Town and country planning — Planning permission refused on appeal – Application to quash decision — Inspector referred to circular 15/84 on housing land supply — Five year land supply satisfied in the district — Whether inspector applied the right test — Whether inspector would have reached a different conclusion had he applied the right test
Charnwood Borough Council failed to decide an application for residential development within the prescribed period. The applicant appealed to the Secretary of State for the Environment, the inspector held a local inquiry and then refused planning permission by a letter of October 13 1987. The inspector identified two issues: whether the proposed development would represent an unacceptable addition to Burton on the Wolds, the village in question, and its likely impact on the area.
The inspector considered paragraph 2 of annex B to circular 15/84 — Land for Housing — and concluded that in deciding whether there was a five year supply of housing land, a District should not be subdivided. He found that there was a five year supply of housing land in the District as a whole. This was an application under section 245 of the Town and Country Planning Act 1971 to quash the decision of the Secretary of State by his inspector.

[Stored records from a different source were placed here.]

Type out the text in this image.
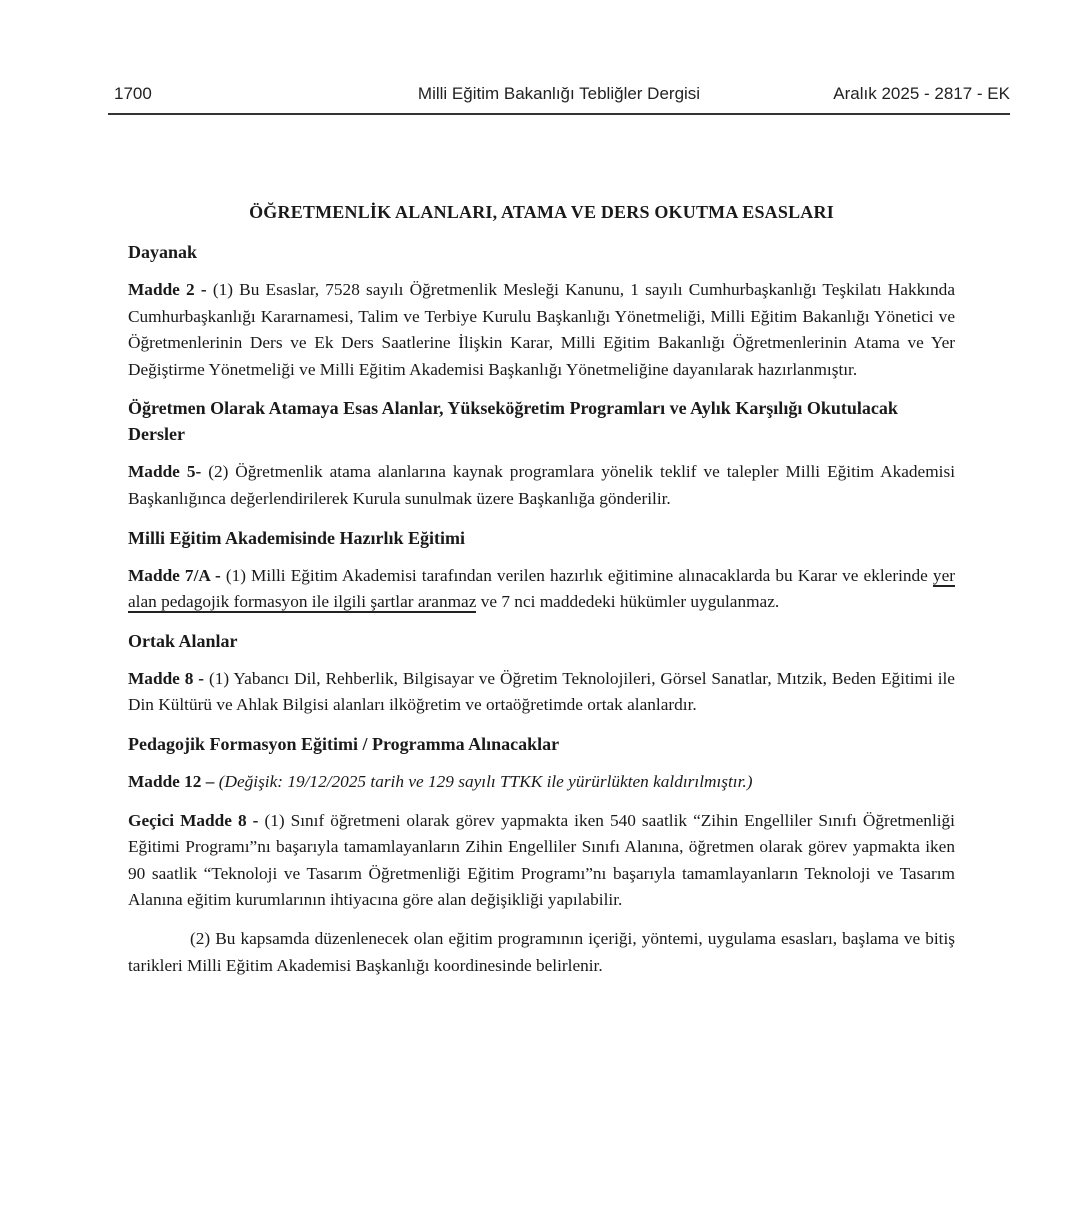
1700	Milli Eğitim Bakanlığı Tebliğler Dergisi	Aralık 2025 - 2817 - EK
ÖĞRETMENLİK ALANLARI, ATAMA VE DERS OKUTMA ESASLARI
Dayanak

Madde 2 - (1) Bu Esaslar, 7528 sayılı Öğretmenlik Mesleği Kanunu, 1 sayılı Cumhurbaşkanlığı Teşkilatı Hakkında Cumhurbaşkanlığı Kararnamesi, Talim ve Terbiye Kurulu Başkanlığı Yönetmeliği, Milli Eğitim Bakanlığı Yönetici ve Öğretmenlerinin Ders ve Ek Ders Saatlerine İlişkin Karar, Milli Eğitim Bakanlığı Öğretmenlerinin Atama ve Yer Değiştirme Yönetmeliği ve Milli Eğitim Akademisi Başkanlığı Yönetmeliğine dayanılarak hazırlanmıştır.

Öğretmen Olarak Atamaya Esas Alanlar, Yükseköğretim Programları ve Aylık Karşılığı Okutulacak Dersler

Madde 5- (2) Öğretmenlik atama alanlarına kaynak programlara yönelik teklif ve talepler Milli Eğitim Akademisi Başkanlığınca değerlendirilerek Kurula sunulmak üzere Başkanlığa gönderilir.

Milli Eğitim Akademisinde Hazırlık Eğitimi

Madde 7/A - (1) Milli Eğitim Akademisi tarafından verilen hazırlık eğitimine alınacaklarda bu Karar ve eklerinde yer alan pedagojik formasyon ile ilgili şartlar aranmaz ve 7 nci maddedeki hükümler uygulanmaz.

Ortak Alanlar

Madde 8 - (1) Yabancı Dil, Rehberlik, Bilgisayar ve Öğretim Teknolojileri, Görsel Sanatlar, Mıtzik, Beden Eğitimi ile Din Kültürü ve Ahlak Bilgisi alanları ilköğretim ve ortaöğretimde ortak alanlardır.

Pedagojik Formasyon Eğitimi / Programma Alınacaklar

Madde 12 – (Değişik: 19/12/2025 tarih ve 129 sayılı TTKK ile yürürlükten kaldırılmıştır.)

Geçici Madde 8 - (1) Sınıf öğretmeni olarak görev yapmakta iken 540 saatlik “Zihin Engelliler Sınıfı Öğretmenliği Eğitimi Programı”nı başarıyla tamamlayanların Zihin Engelliler Sınıfı Alanına, öğretmen olarak görev yapmakta iken 90 saatlik “Teknoloji ve Tasarım Öğretmenliği Eğitim Programı”nı başarıyla tamamlayanların Teknoloji ve Tasarım Alanına eğitim kurumlarının ihtiyacına göre alan değişikliği yapılabilir.

(2) Bu kapsamda düzenlenecek olan eğitim programının içeriği, yöntemi, uygulama esasları, başlama ve bitiş tarikleri Milli Eğitim Akademisi Başkanlığı koordinesinde belirlenir.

Held The inspector had misconstrued the circular; the decision to refuse planning permission must be quashed and the matter remitted to the Secretary of State. It is clear from paragraphs 8 and 12 of the circular that in preparing structure and local plans an area wider than a district may have to be considered when identifying a five year supply of housing land. Paragraph 19 of the circular advises that in determining the five year supply, a realistic view must be taken of the area to be considered, but adds that “normally this will be the whole of an administrative district”. However it warns that sometimes it may be more sensible to consider part only of a district, part of two or more districts or such areas as are used by the structure plan.
The inspector had been in error in only referring to paragraph 2 of annex B to the circular; he applied the wrong test. However this did not mean that his decision should be quashed if he would have come to the same result had he applied the correct test. As the Secretary of State had approved modifications to the structure plan in July 1987 that might be relevant, the inspector might have come to a different conclusion.
William Glover QC and Heather Pearce (instructed by Marron, Dodds & Waite of Leicester) appeared for the appellant; and John Laws (instructed by the Treasury Solicitor) appeared for the respondent.